Court OKs Trump’s Plan To Dismantle ‘Untouchable’ Federal Agency
A district court handed the Trump administration another victory on Friday, overturning an injunction that had previously blocked its effort to dismantle the Consumer Financial Protection Bureau.
On February 1, President Trump dismissed CFPB Director Rohit Chopra, a Biden appointee. Acting Director Russell Vought subsequently ordered staff to cease all operations and close the agency’s headquarters.

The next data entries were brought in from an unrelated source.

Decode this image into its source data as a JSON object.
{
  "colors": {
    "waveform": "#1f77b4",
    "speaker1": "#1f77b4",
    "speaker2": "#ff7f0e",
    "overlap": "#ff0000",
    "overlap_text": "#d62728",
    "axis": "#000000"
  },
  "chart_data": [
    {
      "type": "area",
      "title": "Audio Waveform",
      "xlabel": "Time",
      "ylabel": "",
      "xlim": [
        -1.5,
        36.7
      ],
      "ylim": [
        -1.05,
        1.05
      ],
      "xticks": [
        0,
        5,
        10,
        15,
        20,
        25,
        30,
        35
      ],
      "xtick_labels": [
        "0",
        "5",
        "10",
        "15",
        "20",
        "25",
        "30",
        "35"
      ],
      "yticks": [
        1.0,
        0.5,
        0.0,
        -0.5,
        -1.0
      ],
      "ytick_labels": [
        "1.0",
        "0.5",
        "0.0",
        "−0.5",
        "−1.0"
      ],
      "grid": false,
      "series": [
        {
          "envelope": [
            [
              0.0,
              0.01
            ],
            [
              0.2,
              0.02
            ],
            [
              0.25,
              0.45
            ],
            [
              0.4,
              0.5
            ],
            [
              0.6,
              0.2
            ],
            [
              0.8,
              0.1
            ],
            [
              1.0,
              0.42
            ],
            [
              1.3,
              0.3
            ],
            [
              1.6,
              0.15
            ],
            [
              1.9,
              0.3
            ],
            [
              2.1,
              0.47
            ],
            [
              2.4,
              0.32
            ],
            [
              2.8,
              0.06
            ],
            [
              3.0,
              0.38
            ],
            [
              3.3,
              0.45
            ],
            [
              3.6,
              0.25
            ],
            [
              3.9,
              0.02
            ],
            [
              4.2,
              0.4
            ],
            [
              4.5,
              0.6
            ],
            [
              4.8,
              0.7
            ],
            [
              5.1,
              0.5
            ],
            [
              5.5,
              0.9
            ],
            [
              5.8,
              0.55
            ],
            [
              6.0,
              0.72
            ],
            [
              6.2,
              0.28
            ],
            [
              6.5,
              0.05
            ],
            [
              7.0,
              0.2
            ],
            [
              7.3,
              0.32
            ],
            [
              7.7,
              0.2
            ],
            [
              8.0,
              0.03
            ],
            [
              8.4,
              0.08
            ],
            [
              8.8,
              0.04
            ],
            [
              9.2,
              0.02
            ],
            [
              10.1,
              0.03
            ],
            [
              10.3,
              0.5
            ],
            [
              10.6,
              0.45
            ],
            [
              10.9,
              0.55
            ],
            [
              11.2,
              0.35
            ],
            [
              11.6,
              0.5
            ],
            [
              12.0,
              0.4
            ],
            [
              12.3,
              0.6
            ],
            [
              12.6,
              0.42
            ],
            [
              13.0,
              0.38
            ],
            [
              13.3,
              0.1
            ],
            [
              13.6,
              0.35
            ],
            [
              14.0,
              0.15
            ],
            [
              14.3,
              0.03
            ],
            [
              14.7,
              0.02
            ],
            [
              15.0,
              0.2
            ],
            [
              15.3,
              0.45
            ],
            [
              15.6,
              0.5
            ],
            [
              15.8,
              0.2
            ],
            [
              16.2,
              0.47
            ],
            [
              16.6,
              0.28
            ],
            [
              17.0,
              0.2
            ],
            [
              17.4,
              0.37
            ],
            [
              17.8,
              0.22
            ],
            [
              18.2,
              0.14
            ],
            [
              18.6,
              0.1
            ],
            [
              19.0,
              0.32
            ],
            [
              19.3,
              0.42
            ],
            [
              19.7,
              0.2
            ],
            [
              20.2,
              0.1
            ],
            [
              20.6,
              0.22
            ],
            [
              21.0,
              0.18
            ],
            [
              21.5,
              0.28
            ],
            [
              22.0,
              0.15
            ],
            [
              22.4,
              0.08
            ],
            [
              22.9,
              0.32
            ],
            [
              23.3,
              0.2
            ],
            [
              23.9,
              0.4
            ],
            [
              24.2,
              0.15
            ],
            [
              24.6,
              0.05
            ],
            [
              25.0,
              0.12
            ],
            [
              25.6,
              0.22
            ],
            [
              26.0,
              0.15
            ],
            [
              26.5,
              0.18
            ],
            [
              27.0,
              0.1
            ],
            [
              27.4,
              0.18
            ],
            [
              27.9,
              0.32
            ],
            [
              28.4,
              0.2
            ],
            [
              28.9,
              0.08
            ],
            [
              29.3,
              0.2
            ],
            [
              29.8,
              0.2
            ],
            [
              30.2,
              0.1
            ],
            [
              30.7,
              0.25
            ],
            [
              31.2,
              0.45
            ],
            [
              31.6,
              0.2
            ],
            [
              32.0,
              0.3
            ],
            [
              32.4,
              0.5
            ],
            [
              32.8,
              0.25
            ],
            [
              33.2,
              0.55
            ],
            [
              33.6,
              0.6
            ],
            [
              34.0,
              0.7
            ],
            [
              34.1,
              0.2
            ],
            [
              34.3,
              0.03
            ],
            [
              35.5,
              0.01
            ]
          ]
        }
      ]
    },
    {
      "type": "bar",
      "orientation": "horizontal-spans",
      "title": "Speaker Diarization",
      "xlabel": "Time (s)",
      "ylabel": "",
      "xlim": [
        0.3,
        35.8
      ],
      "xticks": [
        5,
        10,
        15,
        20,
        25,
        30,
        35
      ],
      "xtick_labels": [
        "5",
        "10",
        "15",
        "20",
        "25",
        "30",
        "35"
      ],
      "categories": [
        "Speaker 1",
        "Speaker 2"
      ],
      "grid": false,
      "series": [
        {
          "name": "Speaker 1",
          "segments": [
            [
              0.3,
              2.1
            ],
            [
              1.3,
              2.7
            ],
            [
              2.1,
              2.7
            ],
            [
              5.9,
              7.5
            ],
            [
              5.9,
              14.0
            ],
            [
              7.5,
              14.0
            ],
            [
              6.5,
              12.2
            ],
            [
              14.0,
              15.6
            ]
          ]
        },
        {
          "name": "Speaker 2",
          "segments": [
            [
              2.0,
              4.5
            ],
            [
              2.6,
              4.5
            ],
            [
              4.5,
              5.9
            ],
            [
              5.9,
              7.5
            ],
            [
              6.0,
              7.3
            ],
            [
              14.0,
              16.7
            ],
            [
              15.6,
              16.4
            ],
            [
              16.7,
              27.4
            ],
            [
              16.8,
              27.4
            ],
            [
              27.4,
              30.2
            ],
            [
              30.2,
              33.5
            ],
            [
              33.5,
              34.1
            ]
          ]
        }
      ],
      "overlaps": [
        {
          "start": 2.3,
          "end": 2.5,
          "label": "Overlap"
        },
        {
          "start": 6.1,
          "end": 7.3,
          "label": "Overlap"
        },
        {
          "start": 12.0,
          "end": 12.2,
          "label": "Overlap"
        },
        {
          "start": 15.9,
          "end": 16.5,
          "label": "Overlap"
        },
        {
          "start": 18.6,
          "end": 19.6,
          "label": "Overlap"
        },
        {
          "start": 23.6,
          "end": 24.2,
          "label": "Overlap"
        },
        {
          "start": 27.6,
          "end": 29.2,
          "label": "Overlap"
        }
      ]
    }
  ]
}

The move prompted a lawsuit from the National Treasury Employees Union, representing most CFPB employees, along with other plaintiffs.
In late March, U.S. District Judge Amy Berman Jackson issued a preliminary injunction halting the Trump administration’s actions, the Daily Wire reported.
“After briefly narrowing the scope of Jackson’s injunction, the DC Circuit panel reinstated the order shortly after the CFPB attempted a drastic reduction-in-force plan meant to slash the majority of the agency’s headcount,” Bloomberg News reported. “Lawyers for the Trump administration argued Jackson’s injunction was an overly broad encroachment on a federal agency’s efforts to downsize in accordance with the president’s policy directives.”
But on Friday, the U.S. Court of Appeals for the District of Columbia Circuit vacated Judge Jackson’s preliminary injunction.
Created in 2010 under the Dodd-Frank Act, the Consumer Financial Protection Bureau is funded by the Federal Reserve and has operated outside congressional oversight, with its budget not subject to approval by lawmakers — a distinction unique among federal agencies.
In 2015, Investor’s Business Daily accused the CFPB of “diverting potentially millions of dollars in settlement payments for alleged victims of lending bias to a slush fund for poverty groups tied to the Democratic Party” and planning to “create a so-called Civil Penalty Fund for its own shakedown operations targeting financial institutions.”
In October 2022, the U.S. Court of Appeals for the Fifth Circuit stated that the CFPB’s “perpetual insulation from Congress’ appropriations power, including the express exemption from congressional review of its funding, renders the Bureau ‘no longer dependent, and as a result, no longer accountable’ to the Congress and ultimately, to the people.”